Introduction
Our workflow takes as input gene annotations of a collection of genomes and their corresponding Hi-C maps. It preprocesses this data
and runs the GraphTeam algorithm on it. Afterwards, additional analyses are performed. For any further information regarding the
workflow's single steps, we refer to our paper.
After downloading, the workflow may be directly run using the data which is provided for download as well. The workflow is a Snakemake workflow
which allows for many customized adjustments. For example, it may only be executed partially or distributed on multiple cores.
A detailed documentation on how to handle such a workflow can be found at Snakemake's documentation.
Running the workflow using customized data requires the input data to meet certain file formats and to place it at the expected locations. Both is described below.
Requirements
In order to run the workflow properly the following dependencies need to be satisfied:
Data Placement
For each organism of your dataset
- Create a folder data/genomic/{organism name} and copy an Ensemble Data table of the organism into it.
- Create a folder data/hic_maps/{organism name} and copy all intra-chromosomal Hi-C maps of the organism into it.
Moreover the workflow allows to perform a deeper analysis of the identified graph teams using the Gene Ontology database.
In order to perform this analysis, a version of the database in OBO format has to be placed in data/go together with a
GO annotation file of the desired organism.
Data Formats
Gene Annotations
Gene annotations of each organism should be one file in the format of an Ensemble Data table which contains annotations
of all chromosomes. Each line of such a table contains a chromosome identifier which assigns the line's annotation to a
chromosome. Make sure that this identifier is the same as used in the file names of the Hi-C maps. The file name suffix
must be as specificed in the config.yaml file.
Hi-C Maps
Intra-chromosomal Hi-C maps should contain two header lines and a line identifier at the beginning of each further line
followed by tab-separated Hi-C values.
The data normalization requires all maps to have the same resolution. However, maps with different resolutions may be
used if the highest resolution among all Hi-C maps divides all other used resolutions without remainder.
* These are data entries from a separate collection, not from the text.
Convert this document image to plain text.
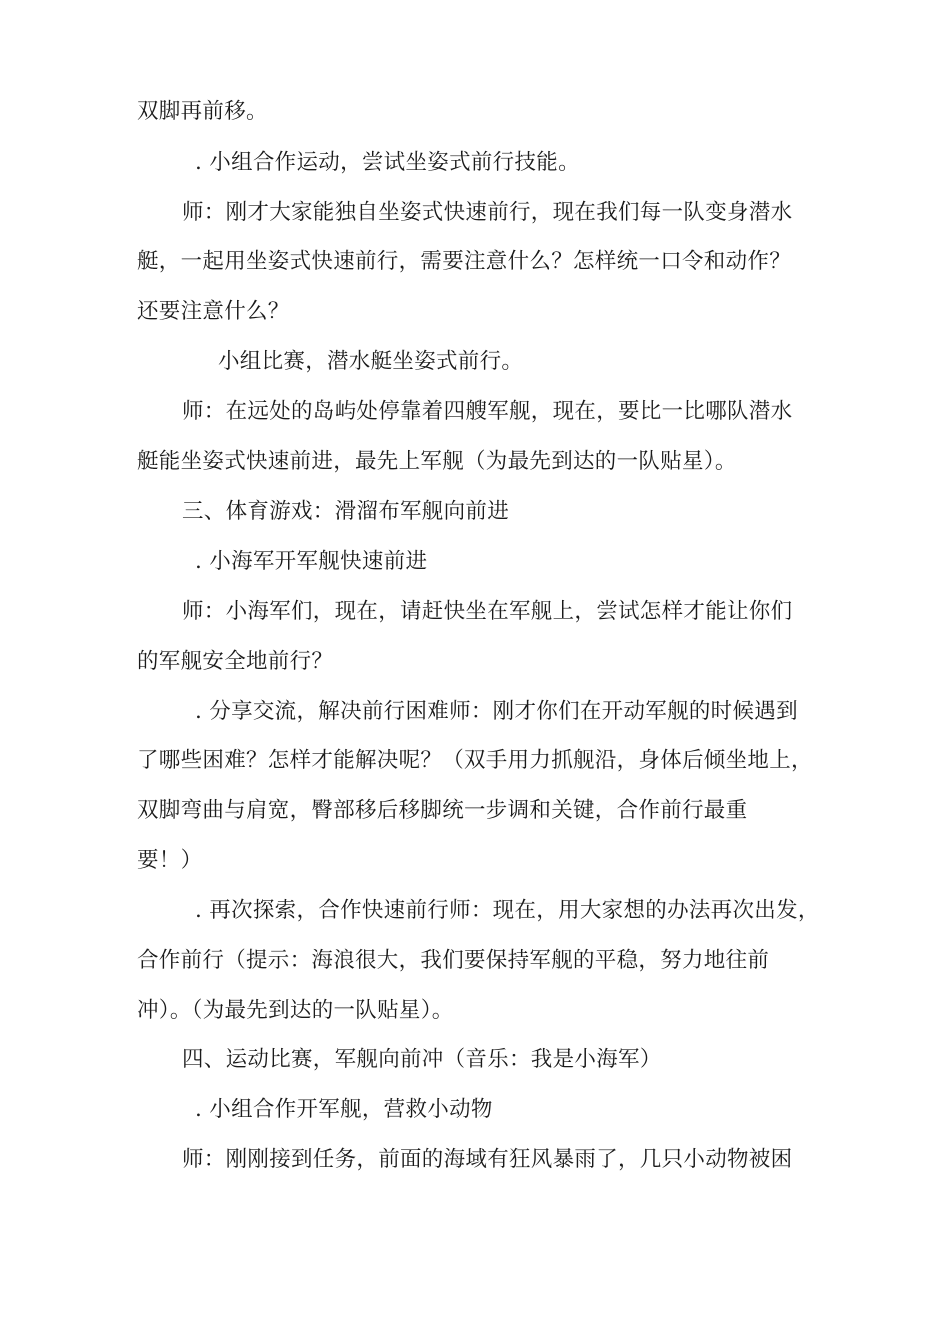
双脚再前移。
. 小组合作运动，尝试坐姿式前行技能。
师：刚才大家能独自坐姿式快速前行，现在我们每一队变身潜水
艇，一起用坐姿式快速前行，需要注意什么？怎样统一口令和动作？
还要注意什么？
小组比赛，潜水艇坐姿式前行。
师：在远处的岛屿处停靠着四艘军舰，现在，要比一比哪队潜水
艇能坐姿式快速前进，最先上军舰（为最先到达的一队贴星）。
三、体育游戏：滑溜布军舰向前进
. 小海军开军舰快速前进
师：小海军们，现在，请赶快坐在军舰上，尝试怎样才能让你们
的军舰安全地前行？
. 分享交流，解决前行困难师：刚才你们在开动军舰的时候遇到
了哪些困难？怎样才能解决呢？（双手用力抓舰沿，身体后倾坐地上，
双脚弯曲与肩宽，臀部移后移脚统一步调和关键，合作前行最重
要！）
. 再次探索，合作快速前行师：现在，用大家想的办法再次出发，
合作前行（提示：海浪很大，我们要保持军舰的平稳，努力地往前
冲）。（为最先到达的一队贴星）。
四、运动比赛，军舰向前冲（音乐：我是小海军）
. 小组合作开军舰，营救小动物
师：刚刚接到任务，前面的海域有狂风暴雨了，几只小动物被困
File names should contain a substring "chrID." ("chrID.chrID." for interchromosomal maps) where "ID" is the identifier
of the chromosome(s) belonging to the map which is/are also used in the corresponding annotation file. A map's resolution
in base pairs has to be stated directly in front of the file name suffix. The suffix itself must be as specificed in
the config.yaml file.
See provided Hi-C maps for an example.
Execution
Before you execute the workflow do not forget to configure the config.yaml file and adjust the choices of the delta threshold.
The workflow can be started via the command line by switching to the package directory and executing
> snakemake
Identified graph teams will be written to the graph_teams sub-directory.